下面就跟随小编一起,看看如何在机智云gokit智能硬件开发板上将RT-Thread Nano跑起来吧~
一、RT-Thread Nano Pack安装
1. 使用STM32CubeMX创建一个可以点亮板载LED的基本工程,参考:http://club.gizwits.com/thread-3859-1-1.html
2. 在MDK5主界面上点击“Pack Install”按钮,进入Pack Install界面:
3. 在Pack Install界面下,RT-Thread Pack在右边栏中。点击“Install”可下载,点击“Update”可更新。
4. 如果在上图界面“Packs”栏中未发现“RT-Thread”,通过两种方法获取RT-Thread Pack。
第一种方法是直接从http://www.rt-thread.org/downloa ... rtthread.2.1.1.pack下载2.1.1版本的的RT-Thread Pack,然后双击完成安装。
第二种方法是在菜单“Packs”下点击“Check for Updates”,Update完成后,将可看到RT-Thread Pack,然后下载Pack再安装它。
二、kernel加载与应用
1. 在主界面点击“ManageRun-TimeEnvironment”进入加载页:
在“RTOS”一栏中选中“RT-Thread”,并在列表中选中“kernel”:
2. 确定后,RT-Thread的kernel文件会被自动添加进来:
Kernel文件包括:
clock.c
components.c
device.c
idle.c
ipc.c
irq.c
kservice.c
mem.c
object.c
scheduler.c
thread.c
timer.c
Cortex-M芯片内核移植代码:
cpuport.c
context_rvds.s
应用代码及配置文件:
board.c
rtconfig.h
三、修改源码适配机智云Gokit
1.需要做一些微小的修改才能在Gokit上跑起来:
1)修改Application/User分组下的stm32f1xx_it.c文件,删除如下3个函数:
void HardFault_Handler(void);
void PendSV_Handler(void);
void SysTick_Handler(void);
2)修改RTOS分组下的board.c上文件:
修改第24行为:
- #include "stm32f1xx_hal.h"
修改第66行:取消注释,并加入2行代码如下。
void SysTick_Handler(void)
{
/* enter interrupt */
rt_interrupt_enter();
HAL_IncTick();
HAL_SYSTICK_IRQHandler();
rt_tick_increase();
/* leave interrupt */
rt_interrupt_leave();
}
3)在rtconfig.h使能动态内存管理:
此外,第15行,修改RT_TICK_PER_SECOND为1000。
2. 修改main.c文件,屏蔽掉while(1)死循环,加入测试代码:
/**
****************************************************
* File Name : main.c
* Description : Main program body
****************************************************
** This notice applies to any and all portions of this file
* that are not between comment pairs USER CODE BEGIN and
* USER CODE END. Other portions of this file, whether
* inserted by the user or by software development tools
* are owned by their respective copyright owners.
*
* COPYRIGHT(c) 2017 STMicroelectronics
*
* Redistribution and use in source and binary forms, with or without modification,
* are permitted provided that the following conditions are met:
* 1. Redistributions of source code must retain the above copyright notice,
* this list of conditions and the following disclaimer.
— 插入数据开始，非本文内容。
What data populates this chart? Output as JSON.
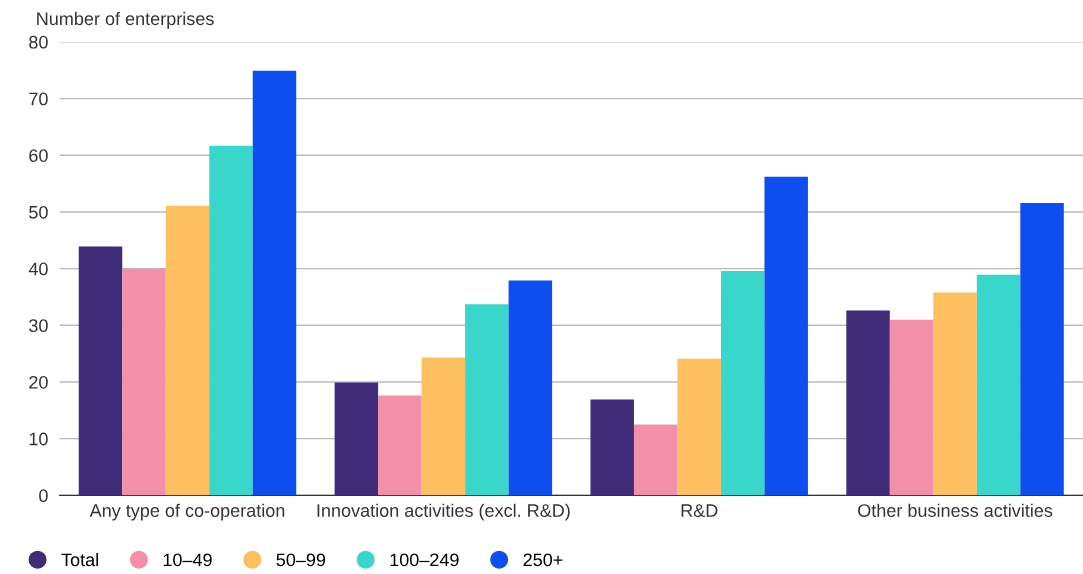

* 2. Redistributions in binary form must reproduce the above copyright notice,
* this list of conditions and the following disclaimer in the documentation
* and/or other materials provided with the distribution.
* 3. Neither the name of STMicroelectronics nor the names of its contributors
* may be used to endorse or promote products derived from this software
* without specific prior written permission.
*
* THIS SOFTWARE IS PROVIDED BY THE COPYRIGHT HOLDERS AND CONTRIBUTORS "AS IS"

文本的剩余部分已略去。